Researchers reported that in an ongoing early-phase clinical trial in China, 33 out of 35 (94%) patients whose multiple myeloma had relapsed on previous treatments had clinical remission within two months of receiving Legend’s experimental anti-BCMA CAR-T cell product, dubbed LCAR-B38M, and the objective response rate was 100%.

Now J&J wants in, doing a deal with its U.S. and European subsidiaries to develop, manufacture and sell LCAR-B38M; it’s already been accepted for review by the China Food and Drug Administration (CFDA) and in “the planning phase of clinical studies in the United States for multiple myeloma,” according to the U.S. giant’s statement.

It will be competing with the likes of Bluebird Bio and Juno to get the next-gen therapy on the market for this disease, and comes in the same year that the first CAR-T therapies from Novartis and Gilead/Kite saw approval.

Under the deal, Legend gives Janssen, J&J’s biotech unit, a worldwide license to jointly develop and commercialize LCAR-B38M in multiple myeloma with the Legend team. Janssen will record worldwide net trade sales, except for sales made in Greater China. The companies have entered into a 50-50 cost-sharing/profit-split arrangement, except in Greater China, where Janssen and Legend have a 30-70 cost-sharing/profit-split arrangement. The biotech gains $350 million straightaway, with biobucks and royalties coming down the line, although details on exact figures were not shared.
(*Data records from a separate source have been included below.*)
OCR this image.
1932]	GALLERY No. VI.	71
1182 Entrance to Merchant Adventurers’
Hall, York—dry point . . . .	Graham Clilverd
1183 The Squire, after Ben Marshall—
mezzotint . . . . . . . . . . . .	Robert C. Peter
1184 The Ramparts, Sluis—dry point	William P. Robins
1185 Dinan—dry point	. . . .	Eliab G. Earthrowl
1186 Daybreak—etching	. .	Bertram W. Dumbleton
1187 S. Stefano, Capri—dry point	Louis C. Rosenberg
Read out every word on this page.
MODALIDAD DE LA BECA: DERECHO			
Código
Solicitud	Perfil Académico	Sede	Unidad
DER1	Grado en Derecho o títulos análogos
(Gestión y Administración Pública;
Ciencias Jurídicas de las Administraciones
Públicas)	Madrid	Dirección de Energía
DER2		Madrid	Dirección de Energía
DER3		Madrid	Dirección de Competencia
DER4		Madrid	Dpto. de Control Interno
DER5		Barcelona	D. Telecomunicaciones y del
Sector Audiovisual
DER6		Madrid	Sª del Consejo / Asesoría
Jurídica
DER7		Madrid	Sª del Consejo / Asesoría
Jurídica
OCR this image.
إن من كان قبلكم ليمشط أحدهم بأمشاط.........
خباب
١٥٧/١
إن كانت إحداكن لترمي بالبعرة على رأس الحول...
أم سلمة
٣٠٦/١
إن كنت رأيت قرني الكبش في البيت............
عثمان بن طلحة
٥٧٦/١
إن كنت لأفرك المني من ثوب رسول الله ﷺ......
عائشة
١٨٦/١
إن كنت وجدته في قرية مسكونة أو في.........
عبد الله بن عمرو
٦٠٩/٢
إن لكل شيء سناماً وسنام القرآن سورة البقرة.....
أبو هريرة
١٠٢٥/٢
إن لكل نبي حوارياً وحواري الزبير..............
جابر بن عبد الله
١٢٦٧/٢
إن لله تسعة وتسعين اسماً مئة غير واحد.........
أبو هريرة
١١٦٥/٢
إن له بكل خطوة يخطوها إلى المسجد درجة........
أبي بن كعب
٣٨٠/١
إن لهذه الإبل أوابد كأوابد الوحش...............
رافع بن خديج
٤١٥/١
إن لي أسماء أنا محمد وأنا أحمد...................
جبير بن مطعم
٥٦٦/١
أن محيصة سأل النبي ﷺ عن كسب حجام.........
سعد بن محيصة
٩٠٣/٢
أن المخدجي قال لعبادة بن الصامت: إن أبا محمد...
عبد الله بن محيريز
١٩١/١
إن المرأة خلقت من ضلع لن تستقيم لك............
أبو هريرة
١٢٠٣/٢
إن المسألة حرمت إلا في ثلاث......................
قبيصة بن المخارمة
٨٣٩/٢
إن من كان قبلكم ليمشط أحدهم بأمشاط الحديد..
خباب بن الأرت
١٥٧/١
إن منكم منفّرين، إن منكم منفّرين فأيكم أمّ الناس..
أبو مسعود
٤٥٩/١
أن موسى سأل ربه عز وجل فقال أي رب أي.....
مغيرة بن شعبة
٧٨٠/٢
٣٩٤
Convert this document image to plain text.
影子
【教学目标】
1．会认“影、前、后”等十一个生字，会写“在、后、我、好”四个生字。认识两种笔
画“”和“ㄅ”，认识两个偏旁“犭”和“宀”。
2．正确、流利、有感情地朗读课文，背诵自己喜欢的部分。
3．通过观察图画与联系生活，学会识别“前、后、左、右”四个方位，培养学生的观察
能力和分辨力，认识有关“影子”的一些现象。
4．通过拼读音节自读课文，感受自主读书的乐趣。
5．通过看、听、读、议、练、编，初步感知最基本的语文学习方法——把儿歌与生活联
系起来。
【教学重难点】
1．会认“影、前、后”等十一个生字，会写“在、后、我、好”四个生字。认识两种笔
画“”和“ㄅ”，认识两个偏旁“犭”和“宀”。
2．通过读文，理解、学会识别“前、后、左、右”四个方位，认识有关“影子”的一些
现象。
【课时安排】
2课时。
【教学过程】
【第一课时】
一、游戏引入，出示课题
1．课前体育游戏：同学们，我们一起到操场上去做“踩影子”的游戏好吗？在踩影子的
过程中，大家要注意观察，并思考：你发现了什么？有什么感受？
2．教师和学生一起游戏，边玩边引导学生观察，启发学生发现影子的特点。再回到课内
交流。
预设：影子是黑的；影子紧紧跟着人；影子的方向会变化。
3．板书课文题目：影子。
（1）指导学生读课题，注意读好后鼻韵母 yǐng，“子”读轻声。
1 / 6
“Despite significant advances, multiple myeloma remains an incurable disease for most patients, creating the need for additional, highly active options,” said Peter Lebowitz, M.D., Ph.D., global therapeutic area head, oncology, Janssen Research & Development. “LCAR-B38M provides an innovative approach with the potential to transform the treatment of myeloma. We look forward to collaborating with the pioneering scientific team at Legend and applying our expertise to the development of this cell therapy, with the goal of building regimens aiming for a cure.”